2022年7月6日にスリランカが国家としての破産(デフォルト)を宣言しました。前政権時代、中国から多額の借り入れを行ってインフラ整備を進めましたが、無計画な投資が経済を好転させることはありませんでした。加えて頼みの綱であった主要産業である観光業が、コロナ禍により壊滅的な影響を受けたことで、もはや債務返済が不可能となったのです。急速なインフレ進行と外貨準備枯渇の結果、経済危機、そしてデフォルトに至りました。ある意味、中国のインフラ外交が端緒となった危機であり、アジア・アフリカ諸国は教訓としなければいけない事象かもしれません。
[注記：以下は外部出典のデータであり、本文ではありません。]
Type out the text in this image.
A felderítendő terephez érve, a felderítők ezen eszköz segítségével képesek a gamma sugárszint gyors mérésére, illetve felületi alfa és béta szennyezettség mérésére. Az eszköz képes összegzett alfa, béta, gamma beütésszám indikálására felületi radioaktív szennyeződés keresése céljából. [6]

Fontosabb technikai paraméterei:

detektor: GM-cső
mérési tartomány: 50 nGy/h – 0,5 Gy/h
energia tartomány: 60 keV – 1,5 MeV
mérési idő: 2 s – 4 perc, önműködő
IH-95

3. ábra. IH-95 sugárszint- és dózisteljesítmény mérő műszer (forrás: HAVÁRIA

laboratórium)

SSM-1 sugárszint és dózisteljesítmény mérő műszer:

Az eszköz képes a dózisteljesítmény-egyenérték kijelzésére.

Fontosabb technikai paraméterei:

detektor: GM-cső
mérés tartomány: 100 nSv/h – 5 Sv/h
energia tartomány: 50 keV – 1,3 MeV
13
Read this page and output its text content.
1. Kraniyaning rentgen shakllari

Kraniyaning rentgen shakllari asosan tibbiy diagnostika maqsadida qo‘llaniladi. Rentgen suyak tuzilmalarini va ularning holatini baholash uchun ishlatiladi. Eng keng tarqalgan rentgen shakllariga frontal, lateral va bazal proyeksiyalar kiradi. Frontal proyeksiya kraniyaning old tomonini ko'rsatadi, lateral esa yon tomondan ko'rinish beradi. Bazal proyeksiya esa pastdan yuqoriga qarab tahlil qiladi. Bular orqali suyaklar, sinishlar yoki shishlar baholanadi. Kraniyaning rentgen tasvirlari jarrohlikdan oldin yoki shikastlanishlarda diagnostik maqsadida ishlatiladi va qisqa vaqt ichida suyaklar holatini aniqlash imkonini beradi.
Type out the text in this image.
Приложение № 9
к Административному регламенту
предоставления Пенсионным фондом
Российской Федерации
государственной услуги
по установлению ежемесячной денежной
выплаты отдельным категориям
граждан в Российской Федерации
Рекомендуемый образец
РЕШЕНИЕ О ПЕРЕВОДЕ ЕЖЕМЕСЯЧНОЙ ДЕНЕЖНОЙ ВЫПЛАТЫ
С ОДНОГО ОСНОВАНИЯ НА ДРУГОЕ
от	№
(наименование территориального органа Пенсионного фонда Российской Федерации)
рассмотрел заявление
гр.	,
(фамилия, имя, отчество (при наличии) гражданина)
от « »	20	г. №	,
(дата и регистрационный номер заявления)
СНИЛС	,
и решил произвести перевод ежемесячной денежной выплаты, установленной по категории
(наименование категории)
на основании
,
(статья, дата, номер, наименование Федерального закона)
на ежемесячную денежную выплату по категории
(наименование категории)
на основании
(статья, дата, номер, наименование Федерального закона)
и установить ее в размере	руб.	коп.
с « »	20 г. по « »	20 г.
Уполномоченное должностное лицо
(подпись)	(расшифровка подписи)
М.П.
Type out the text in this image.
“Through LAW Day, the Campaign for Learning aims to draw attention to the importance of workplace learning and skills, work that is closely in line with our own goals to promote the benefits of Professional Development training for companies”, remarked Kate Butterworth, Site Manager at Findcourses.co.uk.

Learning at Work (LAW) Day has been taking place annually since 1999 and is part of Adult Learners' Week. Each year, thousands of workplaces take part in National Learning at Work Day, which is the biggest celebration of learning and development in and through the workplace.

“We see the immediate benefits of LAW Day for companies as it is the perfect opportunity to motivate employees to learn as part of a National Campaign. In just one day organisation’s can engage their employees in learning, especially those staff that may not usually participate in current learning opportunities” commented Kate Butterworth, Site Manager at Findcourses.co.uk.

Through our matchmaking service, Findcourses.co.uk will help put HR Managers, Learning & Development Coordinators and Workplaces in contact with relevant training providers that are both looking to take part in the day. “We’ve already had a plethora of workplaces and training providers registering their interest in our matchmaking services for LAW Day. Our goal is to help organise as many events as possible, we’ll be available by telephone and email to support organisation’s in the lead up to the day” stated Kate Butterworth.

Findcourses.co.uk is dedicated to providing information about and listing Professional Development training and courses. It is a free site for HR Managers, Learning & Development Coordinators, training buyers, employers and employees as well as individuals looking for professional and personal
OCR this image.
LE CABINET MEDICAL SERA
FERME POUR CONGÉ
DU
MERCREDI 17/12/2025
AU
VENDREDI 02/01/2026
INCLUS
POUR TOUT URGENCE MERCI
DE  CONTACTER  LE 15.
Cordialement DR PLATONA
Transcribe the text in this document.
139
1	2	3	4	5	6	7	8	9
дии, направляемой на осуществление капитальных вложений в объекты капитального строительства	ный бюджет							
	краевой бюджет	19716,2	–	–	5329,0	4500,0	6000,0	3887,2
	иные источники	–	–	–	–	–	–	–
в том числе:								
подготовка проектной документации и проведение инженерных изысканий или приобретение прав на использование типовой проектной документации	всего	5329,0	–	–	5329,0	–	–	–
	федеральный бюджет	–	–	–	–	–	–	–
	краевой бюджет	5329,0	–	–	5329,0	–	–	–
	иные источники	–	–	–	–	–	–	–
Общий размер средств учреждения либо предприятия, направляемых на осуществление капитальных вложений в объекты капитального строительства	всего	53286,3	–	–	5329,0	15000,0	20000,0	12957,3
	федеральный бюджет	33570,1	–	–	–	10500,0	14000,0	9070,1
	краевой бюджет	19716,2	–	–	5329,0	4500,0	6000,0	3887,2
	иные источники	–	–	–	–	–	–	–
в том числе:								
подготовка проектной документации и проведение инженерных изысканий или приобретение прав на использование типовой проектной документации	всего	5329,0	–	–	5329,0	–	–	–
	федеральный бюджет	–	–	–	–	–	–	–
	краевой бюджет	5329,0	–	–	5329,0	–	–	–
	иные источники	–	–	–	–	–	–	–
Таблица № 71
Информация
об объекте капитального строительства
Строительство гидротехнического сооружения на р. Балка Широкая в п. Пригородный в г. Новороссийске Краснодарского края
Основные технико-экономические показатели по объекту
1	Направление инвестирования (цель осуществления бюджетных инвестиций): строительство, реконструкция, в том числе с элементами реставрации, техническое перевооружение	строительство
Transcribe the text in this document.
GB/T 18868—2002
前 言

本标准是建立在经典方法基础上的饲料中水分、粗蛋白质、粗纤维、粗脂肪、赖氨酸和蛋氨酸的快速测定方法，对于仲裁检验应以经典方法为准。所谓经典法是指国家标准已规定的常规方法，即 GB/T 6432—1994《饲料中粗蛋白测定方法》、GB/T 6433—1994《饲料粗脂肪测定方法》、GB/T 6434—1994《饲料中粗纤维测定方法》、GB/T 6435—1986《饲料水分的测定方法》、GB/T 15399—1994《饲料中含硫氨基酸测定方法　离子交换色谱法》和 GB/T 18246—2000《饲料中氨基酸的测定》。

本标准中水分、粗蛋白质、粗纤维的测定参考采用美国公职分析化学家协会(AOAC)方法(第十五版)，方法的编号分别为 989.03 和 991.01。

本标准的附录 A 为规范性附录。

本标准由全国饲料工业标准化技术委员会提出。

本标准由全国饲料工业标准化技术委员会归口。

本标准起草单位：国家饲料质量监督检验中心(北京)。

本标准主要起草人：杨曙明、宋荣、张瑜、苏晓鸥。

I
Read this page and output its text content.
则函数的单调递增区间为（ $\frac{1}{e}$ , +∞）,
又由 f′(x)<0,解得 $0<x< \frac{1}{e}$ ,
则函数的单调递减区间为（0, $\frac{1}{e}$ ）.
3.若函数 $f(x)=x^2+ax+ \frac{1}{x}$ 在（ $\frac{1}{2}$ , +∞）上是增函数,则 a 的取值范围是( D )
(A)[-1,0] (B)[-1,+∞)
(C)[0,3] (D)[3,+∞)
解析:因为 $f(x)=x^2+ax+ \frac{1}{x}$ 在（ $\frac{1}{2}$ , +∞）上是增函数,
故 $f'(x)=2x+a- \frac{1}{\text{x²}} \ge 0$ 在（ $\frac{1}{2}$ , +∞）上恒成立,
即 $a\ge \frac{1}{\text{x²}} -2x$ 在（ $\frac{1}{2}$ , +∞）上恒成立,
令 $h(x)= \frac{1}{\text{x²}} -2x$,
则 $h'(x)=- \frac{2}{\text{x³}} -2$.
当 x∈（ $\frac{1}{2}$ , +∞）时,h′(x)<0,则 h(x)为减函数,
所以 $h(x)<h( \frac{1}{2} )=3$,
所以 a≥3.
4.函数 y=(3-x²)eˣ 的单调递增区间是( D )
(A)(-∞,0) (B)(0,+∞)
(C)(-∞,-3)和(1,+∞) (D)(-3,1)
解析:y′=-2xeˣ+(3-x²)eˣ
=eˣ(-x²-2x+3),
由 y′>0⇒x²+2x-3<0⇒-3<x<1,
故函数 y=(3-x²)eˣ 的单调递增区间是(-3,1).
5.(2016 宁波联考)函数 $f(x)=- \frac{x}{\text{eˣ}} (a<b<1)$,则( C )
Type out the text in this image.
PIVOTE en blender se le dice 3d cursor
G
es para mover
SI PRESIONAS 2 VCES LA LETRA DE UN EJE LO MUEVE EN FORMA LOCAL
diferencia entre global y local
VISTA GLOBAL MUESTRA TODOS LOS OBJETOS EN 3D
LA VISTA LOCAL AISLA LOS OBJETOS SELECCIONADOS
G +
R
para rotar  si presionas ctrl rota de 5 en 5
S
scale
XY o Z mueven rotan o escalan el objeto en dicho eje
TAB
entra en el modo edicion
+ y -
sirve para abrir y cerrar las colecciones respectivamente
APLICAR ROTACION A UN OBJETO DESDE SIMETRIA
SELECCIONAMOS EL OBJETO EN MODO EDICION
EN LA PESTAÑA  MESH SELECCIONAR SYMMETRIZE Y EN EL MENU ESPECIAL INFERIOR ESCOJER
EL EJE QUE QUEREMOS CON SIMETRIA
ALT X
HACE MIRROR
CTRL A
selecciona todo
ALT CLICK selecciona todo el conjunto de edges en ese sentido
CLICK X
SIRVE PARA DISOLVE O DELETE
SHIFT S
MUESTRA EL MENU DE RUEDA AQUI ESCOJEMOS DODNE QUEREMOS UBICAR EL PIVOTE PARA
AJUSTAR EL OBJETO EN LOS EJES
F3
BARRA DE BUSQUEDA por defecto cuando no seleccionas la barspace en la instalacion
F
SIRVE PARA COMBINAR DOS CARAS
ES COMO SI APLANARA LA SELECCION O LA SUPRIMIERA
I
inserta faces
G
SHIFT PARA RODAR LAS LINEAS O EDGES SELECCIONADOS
スリランカでは特に石油不足が深刻で、数か月間にわたり断続的な停電が発生したり、ガソリン販売を停止したりしているようです。状況打開のため、かねてより結びつきの深かったロシアに対し石油供給と旅客便再開を求めています。契約履行の問題でスリランカ裁判所がアエロフロート航空の機体を差し押さえたことに反発し、現在、ロシアはスリランカへの旅客便運航を停止しています。意外にも、ロシアによるウクライナ侵攻前においては、スリランカを訪れる観光客数ではロシア・ウクライナが上位を占めていたということです。スリランカ大統領からの要請を受けて、ロシアのプーチン大統領が両国の関係強化について同意したとの報道もあります。

進出上場企業は約20社

ロシアへの協力依頼と並行して、国際通貨基金(IMF)へは金融支援を要請しています。スリランカの財政立て直しプランを8月中に策定するとのことですが、国営企業の民営化といった効果的な財政緊縮策は国民の理解を得られない環境にあるため短期的な状況好転は望めず、経済危機的な状況は来年いっぱい続くとの見方が大勢を占めています。幸いにもスリランカの経済規模は比較的小さく、同国のデフォルトが世界経済へ波及していくリスクは小さいと思いますが、同国進出企業を中心に、日本企業への中期的な影響には注意が必要でしょう。

スリランカに進出している日本企業は90社程度あると言われていますが、業績への影響は現時点では明確には分かりません。データベース上、主要な上場進出企業を抽出しましたが、リスト掲載企業以外にも、造船や海運、商社等同国でビジネス展開している上場企業はあると思われます。但し、各社のスリランカビジネスのウェイトは相対的には大きくないと考えられ、株価に与える影響は軽微だと思われますが、念のため動向をウオッチしておきたいと思います。